The resource pool is an organisation’s biggest overhead. But, if run well, a highly skilled and well-adjusted workforce becomes every organisation’s biggest asset. Stumbling block businesses face today is the lack of visibility and consequent clarity on their workforce.
The experience of making informed decisions would be greatly enhanced by knowing the resource types in the project whose skills set could benefit your business. As the resource pool expands, it becomes harder to oversee and control all business continuity activities. In this article, we dive right into the diverse mix of full-time and contingent employees sprouting across the business landscape.
Types of Project Resources
When talking about the resource pool, every kind of contract needs to be accounted for in order to have total visibility and utilisation of commitment levels. In order to remain change responsive and cost-efficient, businesses need to know their workforce options. The planning process has to include current and future needs in order to create schedules conforming to forecasted requirements.

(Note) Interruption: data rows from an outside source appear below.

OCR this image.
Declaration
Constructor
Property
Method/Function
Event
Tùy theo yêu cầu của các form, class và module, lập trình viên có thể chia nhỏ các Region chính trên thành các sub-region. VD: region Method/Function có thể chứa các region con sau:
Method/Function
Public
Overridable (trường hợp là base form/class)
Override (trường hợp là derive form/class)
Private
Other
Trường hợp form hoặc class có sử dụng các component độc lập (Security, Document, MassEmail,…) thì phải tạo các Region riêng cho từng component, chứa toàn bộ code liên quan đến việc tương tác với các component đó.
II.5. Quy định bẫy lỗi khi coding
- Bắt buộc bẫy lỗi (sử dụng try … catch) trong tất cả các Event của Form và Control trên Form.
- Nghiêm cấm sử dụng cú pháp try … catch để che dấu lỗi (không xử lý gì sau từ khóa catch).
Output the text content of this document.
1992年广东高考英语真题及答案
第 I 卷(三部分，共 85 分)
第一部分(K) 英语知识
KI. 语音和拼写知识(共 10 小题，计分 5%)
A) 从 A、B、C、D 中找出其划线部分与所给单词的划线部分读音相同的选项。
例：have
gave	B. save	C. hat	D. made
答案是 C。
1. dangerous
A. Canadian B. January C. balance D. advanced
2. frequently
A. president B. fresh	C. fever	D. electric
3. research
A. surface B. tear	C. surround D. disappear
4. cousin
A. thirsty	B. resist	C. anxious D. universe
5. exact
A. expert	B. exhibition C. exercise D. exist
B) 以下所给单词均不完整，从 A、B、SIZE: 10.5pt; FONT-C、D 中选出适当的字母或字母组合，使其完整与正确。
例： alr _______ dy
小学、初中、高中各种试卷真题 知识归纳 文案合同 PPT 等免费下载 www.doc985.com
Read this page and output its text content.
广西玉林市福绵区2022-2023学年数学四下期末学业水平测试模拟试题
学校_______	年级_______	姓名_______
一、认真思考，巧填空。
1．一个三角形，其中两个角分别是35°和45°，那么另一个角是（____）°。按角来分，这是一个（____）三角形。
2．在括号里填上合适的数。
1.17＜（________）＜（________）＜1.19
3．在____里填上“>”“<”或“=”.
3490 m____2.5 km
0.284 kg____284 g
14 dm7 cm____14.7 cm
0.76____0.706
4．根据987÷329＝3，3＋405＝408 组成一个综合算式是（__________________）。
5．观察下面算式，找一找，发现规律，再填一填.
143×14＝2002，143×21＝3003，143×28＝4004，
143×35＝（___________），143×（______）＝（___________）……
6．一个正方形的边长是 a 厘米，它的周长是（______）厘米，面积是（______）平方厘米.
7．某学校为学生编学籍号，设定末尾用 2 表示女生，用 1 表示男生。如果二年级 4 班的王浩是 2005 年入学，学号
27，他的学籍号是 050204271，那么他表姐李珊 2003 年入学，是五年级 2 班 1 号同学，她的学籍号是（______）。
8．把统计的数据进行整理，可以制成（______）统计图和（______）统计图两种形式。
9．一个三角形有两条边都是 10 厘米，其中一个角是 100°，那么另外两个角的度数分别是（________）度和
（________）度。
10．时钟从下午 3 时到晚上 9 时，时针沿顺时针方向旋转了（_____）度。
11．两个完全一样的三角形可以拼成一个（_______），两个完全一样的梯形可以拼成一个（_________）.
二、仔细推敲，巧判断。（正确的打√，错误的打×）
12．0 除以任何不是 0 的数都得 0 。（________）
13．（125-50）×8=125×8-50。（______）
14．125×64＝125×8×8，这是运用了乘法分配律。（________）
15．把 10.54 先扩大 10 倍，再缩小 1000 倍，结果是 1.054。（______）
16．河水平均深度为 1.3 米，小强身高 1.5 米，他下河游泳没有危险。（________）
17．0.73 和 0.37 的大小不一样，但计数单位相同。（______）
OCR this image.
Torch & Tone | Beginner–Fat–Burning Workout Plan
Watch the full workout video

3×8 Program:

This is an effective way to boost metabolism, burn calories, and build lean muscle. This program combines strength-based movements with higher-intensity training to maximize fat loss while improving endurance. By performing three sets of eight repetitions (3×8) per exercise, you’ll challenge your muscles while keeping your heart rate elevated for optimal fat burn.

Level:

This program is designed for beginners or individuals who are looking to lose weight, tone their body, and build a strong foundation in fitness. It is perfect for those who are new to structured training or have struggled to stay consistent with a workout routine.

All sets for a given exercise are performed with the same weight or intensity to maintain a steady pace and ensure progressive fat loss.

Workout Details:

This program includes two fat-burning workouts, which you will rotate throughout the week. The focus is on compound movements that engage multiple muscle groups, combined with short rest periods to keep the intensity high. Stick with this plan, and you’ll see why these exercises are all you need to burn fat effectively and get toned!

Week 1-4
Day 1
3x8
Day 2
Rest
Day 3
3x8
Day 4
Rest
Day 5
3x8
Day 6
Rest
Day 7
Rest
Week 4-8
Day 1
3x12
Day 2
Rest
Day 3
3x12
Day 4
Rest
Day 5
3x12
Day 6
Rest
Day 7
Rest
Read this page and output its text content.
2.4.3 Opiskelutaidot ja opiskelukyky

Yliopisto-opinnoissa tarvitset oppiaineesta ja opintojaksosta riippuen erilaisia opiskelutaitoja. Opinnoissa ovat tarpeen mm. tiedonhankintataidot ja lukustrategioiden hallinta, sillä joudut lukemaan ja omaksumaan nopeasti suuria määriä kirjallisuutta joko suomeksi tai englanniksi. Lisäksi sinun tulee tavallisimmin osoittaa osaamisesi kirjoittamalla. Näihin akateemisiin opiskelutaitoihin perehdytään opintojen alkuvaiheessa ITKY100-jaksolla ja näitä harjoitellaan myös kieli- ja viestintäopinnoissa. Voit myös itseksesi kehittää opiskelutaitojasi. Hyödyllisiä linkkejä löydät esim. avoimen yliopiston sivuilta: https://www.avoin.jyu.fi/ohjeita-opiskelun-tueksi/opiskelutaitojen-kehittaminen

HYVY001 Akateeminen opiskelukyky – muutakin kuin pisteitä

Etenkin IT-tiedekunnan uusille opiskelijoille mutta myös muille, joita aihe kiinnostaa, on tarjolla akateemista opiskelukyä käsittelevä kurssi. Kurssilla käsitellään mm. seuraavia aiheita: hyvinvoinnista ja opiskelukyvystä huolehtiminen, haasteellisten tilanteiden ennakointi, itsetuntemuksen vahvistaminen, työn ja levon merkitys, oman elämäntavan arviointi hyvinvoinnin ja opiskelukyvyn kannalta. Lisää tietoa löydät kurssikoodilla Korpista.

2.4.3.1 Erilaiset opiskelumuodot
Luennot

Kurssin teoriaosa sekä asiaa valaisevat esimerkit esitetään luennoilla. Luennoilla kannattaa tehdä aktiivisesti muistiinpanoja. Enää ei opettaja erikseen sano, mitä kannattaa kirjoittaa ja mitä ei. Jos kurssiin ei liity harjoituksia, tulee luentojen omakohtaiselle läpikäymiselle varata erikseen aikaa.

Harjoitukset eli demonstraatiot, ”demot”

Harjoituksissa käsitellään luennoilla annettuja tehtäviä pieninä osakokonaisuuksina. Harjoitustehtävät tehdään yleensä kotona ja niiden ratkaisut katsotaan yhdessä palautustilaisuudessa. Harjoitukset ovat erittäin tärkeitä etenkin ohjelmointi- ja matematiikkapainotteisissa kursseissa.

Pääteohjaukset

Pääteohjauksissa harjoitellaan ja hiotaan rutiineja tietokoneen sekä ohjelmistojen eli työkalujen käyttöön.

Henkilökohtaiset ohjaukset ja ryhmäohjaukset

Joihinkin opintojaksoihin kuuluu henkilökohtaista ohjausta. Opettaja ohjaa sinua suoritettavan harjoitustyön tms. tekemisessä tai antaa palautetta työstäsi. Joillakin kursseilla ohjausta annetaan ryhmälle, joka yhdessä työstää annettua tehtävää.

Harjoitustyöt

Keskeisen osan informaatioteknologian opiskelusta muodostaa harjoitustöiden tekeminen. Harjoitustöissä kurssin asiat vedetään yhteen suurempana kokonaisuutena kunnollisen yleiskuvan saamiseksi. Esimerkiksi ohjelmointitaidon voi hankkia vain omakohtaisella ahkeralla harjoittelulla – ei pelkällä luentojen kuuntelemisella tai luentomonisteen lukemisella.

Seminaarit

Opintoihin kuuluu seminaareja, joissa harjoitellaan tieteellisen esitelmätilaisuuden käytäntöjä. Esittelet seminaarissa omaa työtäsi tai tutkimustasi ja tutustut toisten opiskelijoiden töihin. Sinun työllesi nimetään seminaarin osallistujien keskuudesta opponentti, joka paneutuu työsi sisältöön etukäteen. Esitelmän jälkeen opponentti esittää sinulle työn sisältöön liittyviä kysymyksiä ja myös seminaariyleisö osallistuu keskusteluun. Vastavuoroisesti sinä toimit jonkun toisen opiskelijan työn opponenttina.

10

Project resources working full-time are handed permanent contracts that can be ended before voluntary retirement by giving notice. They work a minimum number of hours and are typically offered benefits like paid leave, stock options and healthcare.
The security associated with permanence guarantees loyalty in the long run when the resource feels his/her knowledge is being put to the test. Full-timers can also lend their expertise to various projects and commit to training new recruits should the opportunity to do so arise. Moreover, their productivity and contribution to meeting business objectives are higher due to their participation in many or all of the initiatives set out.
Full-timers’ heavy involvement in several projects familiarises them with the internal workings of the business. This lets them process information on newer projects in the pipeline at a quicker pace. It also helps foster better business relationships and spread the word of the company’s activities. This can expand clientele and generate more revenue when clients feel more at ease having their concerns answered by a familiar face. Full-timers help build the reputation of the organisation they work for by their dedicated efforts which helps businesses stay current in a competitive climate.
A contingent workforce comprises of people with different work schedules, who bring in a mixed bag of skills. The advantage of moving towards diversity and inclusivity is that there is always an added cover at short notice in case your full-timers leave midway or are making use of their holiday, parental or medical leaves.
The flexibility to negotiate work schedules attracts a wider demographic compromising of individuals with the experience and highly sought after skills set who wish to explore roles without the commitment. Whilst they cannot avail usual benefits presented to full-timers, part-timers can work on projects at their own pace without compromising on quality. They can shoulder heavier tasks spaced out more evenly across the working week enabling workloads between staff to balance out. This boosts employee morale by preventing resource burnouts arising from stress and fatigue.
Freelancing is the term used to describe self-employed individuals who undertake work independently for themselves and are contracted for a certain timeframe This lifestyle is more suited to those wishing to negotiate better flexibility to their working pattern.
Workers are expected to schedule their workload and set hourly or daily rates which are reviewed by the employer wishing to hire them. Their contract effectively ends on the date the work is delivered. They’re free to take up multiple projects in different sectors simultaneously and deliver work based on their personal schedule. As they are free to choose which project to take up, employers are not obliged to provide any other perks. In many cases where full-time personnel need not be retained for all hours of a work week, it is a cost-cutting measure to employ freelancers for shorter periods of time.
Contractors are much like freelancers except that they are expected to commit to a particular project which contains a definite start and end date. They are often brought in to fill a temporary skills gap or to lend their expertise on a specific project. Contractors cost less to the company in terms of billing and training.
While freelancers are more common in the creative fields, engineering, consulting and IT sectors see more contractors.
The diversity of the workforce has resulted in a greater need for resource management software now more than ever. Removing repetitive steps by unifying the resource pool as one unit can help businesses tap into the full range of available sources. Without an internal system in place to monitor and track resources, it would prove impossible to derive actionable insight into resource assignments and optimize their utilisation levels. Mapping each contingent worker’s Full-time Equivalent (FTE) weighting to that of their full-time counterparts would make it easier to schedule resources within a project management outfit.